The median weekly wage for union women was $928, up $24 in a year. It was 92.2 percent of the union men’s median ($1,017, up $2). The median weekly wage for non-union women last year was $697, up $10. It was 80.2 percent of the men’s median ($869, up $29).

Washington, D.C. and 24 states saw increases in union density last year, while 23 states saw declines. The other three states had no change. Membership is another matter.

The biggest jumps were in Florida (+91,000), New York and North Carolina (+47,000), BLS calculated. North Carolina’s increase was so large that union numbers rose by 60 percent there, pulling it out of last place among states. Rabidly anti-union South Carolina is now last. 

But that still left unionists concentrated in California (2,486 million, up 14,000), New York (2.038 million, up 58,000), Illinois (847,000, up 16,000), Pennsylvania (747,000, up 44,000), Ohio (606,000, down 9,000), Michigan (621,000, up 36,000) and New Jersey (596,000, down 39,000). Those seven states alone accounted for approximately half of all union members. In each of them, at least one of every eight workers was an unionist last year.

Illinois: Illinois' rise of 16,000 union members came despite Right Wing GOP Gov.
Bruce Rauner's anti-union campaign there. Density rose from 15.1 percent to 15.2 percent.  

Michigan: Michigan's jump in union numbers reflected the continuing recovery of the auto industry. Union density rose from 14.5 percent in 2014 to 15.2 percent last year.

Minnesota: Minnesota added 13,000 unionists last year, to 363,000, BLS calculated. The survey may not reflect recent wins among home health care workers there.

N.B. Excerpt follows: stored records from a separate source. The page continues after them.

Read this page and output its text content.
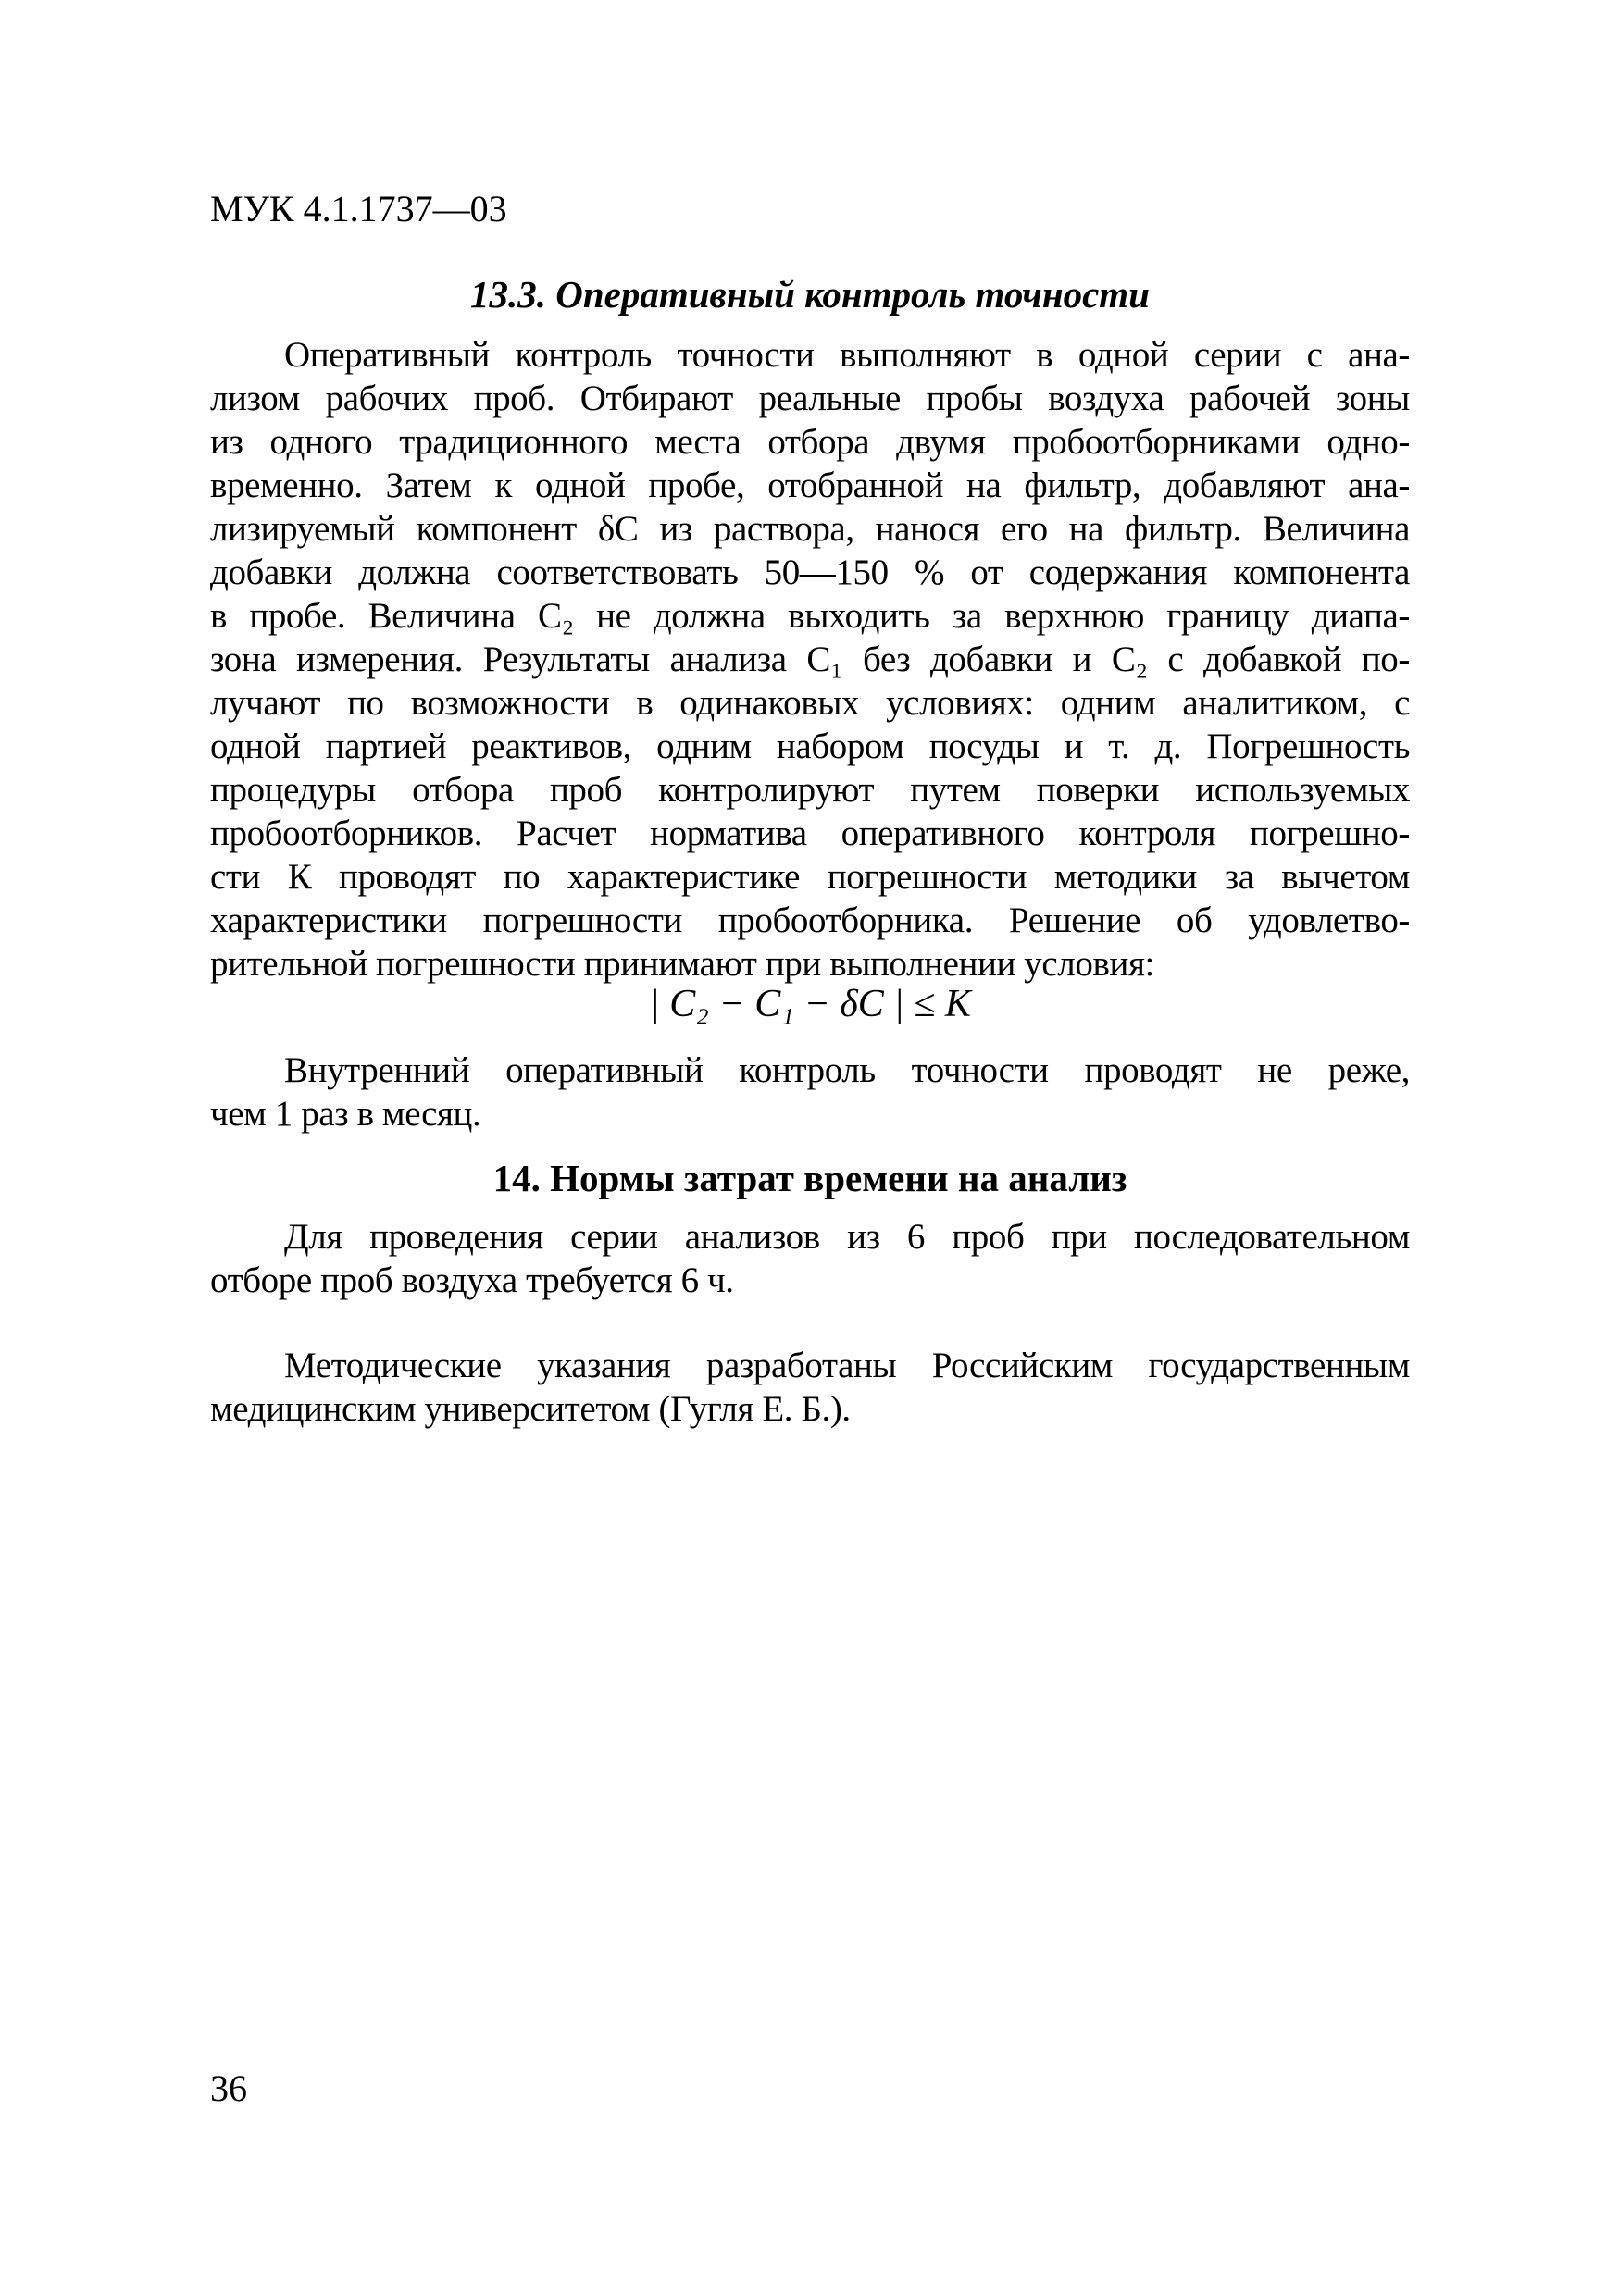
МУК 4.1.1737—03
13.3. Оперативный контроль точности
Оперативный контроль точности выполняют в одной серии с ана-
лизом рабочих проб. Отбирают реальные пробы воздуха рабочей зоны
из одного традиционного места отбора двумя пробоотборниками одно-
временно. Затем к одной пробе, отобранной на фильтр, добавляют ана-
лизируемый компонент δC из раствора, нанося его на фильтр. Величина
добавки должна соответствовать 50—150 % от содержания компонента
в пробе. Величина C₂ не должна выходить за верхнюю границу диапа-
зона измерения. Результаты анализа C₁ без добавки и C₂ с добавкой по-
лучают по возможности в одинаковых условиях: одним аналитиком, с
одной партией реактивов, одним набором посуды и т. д. Погрешность
процедуры отбора проб контролируют путем поверки используемых
пробоотборников. Расчет норматива оперативного контроля погрешно-
сти К проводят по характеристике погрешности методики за вычетом
характеристики погрешности пробоотборника. Решение об удовлетво-
рительной погрешности принимают при выполнении условия:
| C₂ − C₁ − δC | ≤ К
Внутренний оперативный контроль точности проводят не реже,
чем 1 раз в месяц.
14. Нормы затрат времени на анализ
Для проведения серии анализов из 6 проб при последовательном
отборе проб воздуха требуется 6 ч.
Методические указания разработаны Российским государственным
медицинским университетом (Гугля Е. Б.).
36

Density stayed constant, at 14.2 percent.

Missouri and Kansas: Missouri unions added both numbers and density in 2014. The Show-Me State had 230,000 unionists last year (8.8 percent), up from 214,000 (8.4 percent). The number in Kansas jumped from 95,000 (7.4 percent) in 2014 to 110,000 last year (8.7 percent).

Ohio: Union density dropped from 12.4 percent in 2014 to 12.3 percent last year, as the numbers declined by 9,000, to 606,000.

Oregon: Density and numbers both dropped, from 243,000 unionists (15.6 percent) in 2014 to 235,000 last year (14.8 percent).

Besides North Carolina and Florida, among the Southern states, union numbers and density also rose in Arkansas, Louisiana, Mississippi, Tennessee and Virginia. And numbers (+7,000, to 35,000) and density (+1.8 percent, to 10.4 percent) rose in D.C.

Wisconsin saw the largest decrease in membership, by far, as GOP Gov. Scott Walker's anti-worker anti-union program fully kicked in.  His 2011 Act 10 stripped public unions of bar-gaining rights, and he later pushed through a right to work law. Wisconsin lost 83,000 unionists in one year, dropping to 223,000. Density dropped from 12.6 percent to 8.3 percent.

 African-Americans were more likely to be unionists than members of other racial groups, with one of every seven (13.6 percent) holding union cards. Their numbers rose by 149,000, to 2.246 million. One of every nine white workers (10.8 percent) was an unionist last year, compared to one of every 11 Latinos and one of every 10 Asian-Americans.

And unions are still having trouble attracting young workers. There were 800,000 unionists aged 16-24 last year (4.4 percent of all such workers), down 4,000 and 0.1 percent from the year before, the BLS survey said.

The union edge in pay over non-unionists narrowed slightly. The median weekly wage of a private-sector unionist last year was $917, up $10 from the year before. The median for non-union private sector workers rose by $12, to $765. Government unionists saw a $15 median weekly pay hike, to $1,029, while non-union government workers got a median raise of $28, to $878.